Frustrated state lawmakers discuss school funding with Valley superintendents
By Jordan Cohen
Area school superintendents complained in a meeting with state legislators Friday about the proposed cutback of $600 million in public-school funding and the money they have to pay to charter schools.
The legislators, all Democrats, did not give them much reason for optimism.
Schools “have less money than they’ve ever had,” said state Sen. Capri Cafaro of Liberty, D-32nd.
“We’re frustrated,” said state Rep. Ron Gerberry of Austintown, D-59th.
Gerberry and Cafaro, along with state Sen. Joseph Schiavoni of Boardman, D-33rd, and state Rep. John Patterson of Jefferson, D-99th, were invited to discuss the state of school funding by the Trumbull County Educational Service Center, which has quarterly meetings with the legislators.
One issue upsetting the superintendents is money their districts have to pay to charter schools that take their students.
“I get [$3,400] from the state for each student, but if that student goes to a charter school, I have to write a check for nearly $9,000,” complained Robert Wilson, Lakeview superintendent. “We’re paying out $300,000 a year to those schools who don’t even have the same standards we do.”
Wilson said the reason for the disparity is that the state requires the schools to cover other costs such as local funding in addition to the money received from the state. He said Trumbull school districts pay more than $11 million yearly to charter schools when students transfer.
Another point of contention is that charter schools do not have the account-ability required of public schools — an issue the Democratic legislators said they have unsuccessfully attempted to change.
“There’s no transparency, and that’s the way [Republicans] like it,” Gerberry said.
Several school superintendents said the proposed cutbacks will make their operations nearly unsustainable.
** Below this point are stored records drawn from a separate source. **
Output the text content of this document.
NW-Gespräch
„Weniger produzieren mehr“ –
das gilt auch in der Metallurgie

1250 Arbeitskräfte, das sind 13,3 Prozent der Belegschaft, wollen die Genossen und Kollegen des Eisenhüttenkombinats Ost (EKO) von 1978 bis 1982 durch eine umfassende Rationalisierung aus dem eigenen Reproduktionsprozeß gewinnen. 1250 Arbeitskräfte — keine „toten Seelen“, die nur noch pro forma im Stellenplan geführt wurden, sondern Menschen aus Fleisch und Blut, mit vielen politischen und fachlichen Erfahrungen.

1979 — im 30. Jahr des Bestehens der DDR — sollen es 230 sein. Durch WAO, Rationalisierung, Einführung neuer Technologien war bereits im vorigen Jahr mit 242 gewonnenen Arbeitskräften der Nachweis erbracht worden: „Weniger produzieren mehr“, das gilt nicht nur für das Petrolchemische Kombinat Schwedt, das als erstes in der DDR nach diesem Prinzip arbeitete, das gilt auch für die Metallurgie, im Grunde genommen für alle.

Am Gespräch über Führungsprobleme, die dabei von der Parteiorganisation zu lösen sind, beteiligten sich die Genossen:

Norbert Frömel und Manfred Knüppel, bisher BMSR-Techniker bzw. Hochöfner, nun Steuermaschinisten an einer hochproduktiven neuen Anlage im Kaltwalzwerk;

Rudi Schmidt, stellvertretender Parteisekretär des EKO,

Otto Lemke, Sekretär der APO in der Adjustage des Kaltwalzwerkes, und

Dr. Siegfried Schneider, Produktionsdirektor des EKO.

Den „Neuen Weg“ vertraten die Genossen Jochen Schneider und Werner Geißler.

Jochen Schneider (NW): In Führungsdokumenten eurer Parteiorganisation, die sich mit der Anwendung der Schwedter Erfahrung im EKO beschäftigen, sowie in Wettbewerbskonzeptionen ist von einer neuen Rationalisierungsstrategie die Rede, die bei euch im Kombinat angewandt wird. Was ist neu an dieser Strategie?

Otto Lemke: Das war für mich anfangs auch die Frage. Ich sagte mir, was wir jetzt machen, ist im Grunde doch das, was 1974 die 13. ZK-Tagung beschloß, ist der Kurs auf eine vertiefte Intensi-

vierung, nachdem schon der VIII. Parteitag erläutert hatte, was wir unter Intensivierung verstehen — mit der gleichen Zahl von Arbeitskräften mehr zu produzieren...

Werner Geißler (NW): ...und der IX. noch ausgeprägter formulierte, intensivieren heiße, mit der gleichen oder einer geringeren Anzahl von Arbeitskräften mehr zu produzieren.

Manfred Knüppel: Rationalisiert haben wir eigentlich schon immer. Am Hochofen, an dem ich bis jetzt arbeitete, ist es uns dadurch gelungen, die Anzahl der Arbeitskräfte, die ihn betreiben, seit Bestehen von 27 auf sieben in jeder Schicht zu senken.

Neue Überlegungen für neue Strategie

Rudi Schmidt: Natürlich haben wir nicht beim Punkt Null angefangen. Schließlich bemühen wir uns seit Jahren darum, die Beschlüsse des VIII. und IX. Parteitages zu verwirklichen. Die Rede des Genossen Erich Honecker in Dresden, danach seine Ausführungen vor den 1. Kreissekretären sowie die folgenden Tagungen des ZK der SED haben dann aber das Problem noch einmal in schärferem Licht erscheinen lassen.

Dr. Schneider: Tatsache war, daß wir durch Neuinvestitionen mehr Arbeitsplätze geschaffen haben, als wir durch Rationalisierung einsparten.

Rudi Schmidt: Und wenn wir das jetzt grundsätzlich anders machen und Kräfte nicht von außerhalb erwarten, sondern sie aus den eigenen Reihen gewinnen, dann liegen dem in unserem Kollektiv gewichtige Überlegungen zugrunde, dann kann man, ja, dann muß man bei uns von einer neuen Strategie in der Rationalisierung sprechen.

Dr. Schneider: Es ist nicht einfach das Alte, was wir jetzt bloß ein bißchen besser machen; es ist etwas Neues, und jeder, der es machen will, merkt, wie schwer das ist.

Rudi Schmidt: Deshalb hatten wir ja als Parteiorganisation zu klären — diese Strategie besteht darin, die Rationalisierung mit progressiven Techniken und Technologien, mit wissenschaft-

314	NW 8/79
“We’ve had no new money since 1991, and people don’t seem interested in supporting our levy,” said Paul Woodard, Newton Falls superintendent. “It’s deteriorating our education across the board.”
Schiavoni said he did not want the meeting to turn into “Republican bashing,” and hoped that there could be an “opportunity for compromise.” He noted that Kasich asked for “reasonable alternatives” to his budget plan when the governor spoke in Boardman on Thursday.
Gerberry said he didn’t think the governor means it.
“That’s bull ... ” said a visibly angry Gerberry. “He wants to expand charter schools and vouchers, and dismantle public education.”
Charter schools and state cutbacks were not the only issues upsetting the superintendents. LaBrae Superintendent A. J. Calderone said the state needs to address security and should not expect school employees to carry firearms.
“We need money from Columbus for armed personnel who are not teachers or janitors, but licensed officers,” Calderone said.
“The Legislature is doing an excellent job … of killing Ohio public schools,” said Larry Sherer, a Lake-view board of education member.
Patterson said that regardless of the situation, school officials need to let every legislator know how serious their situations are. “We need your help down there,” he said.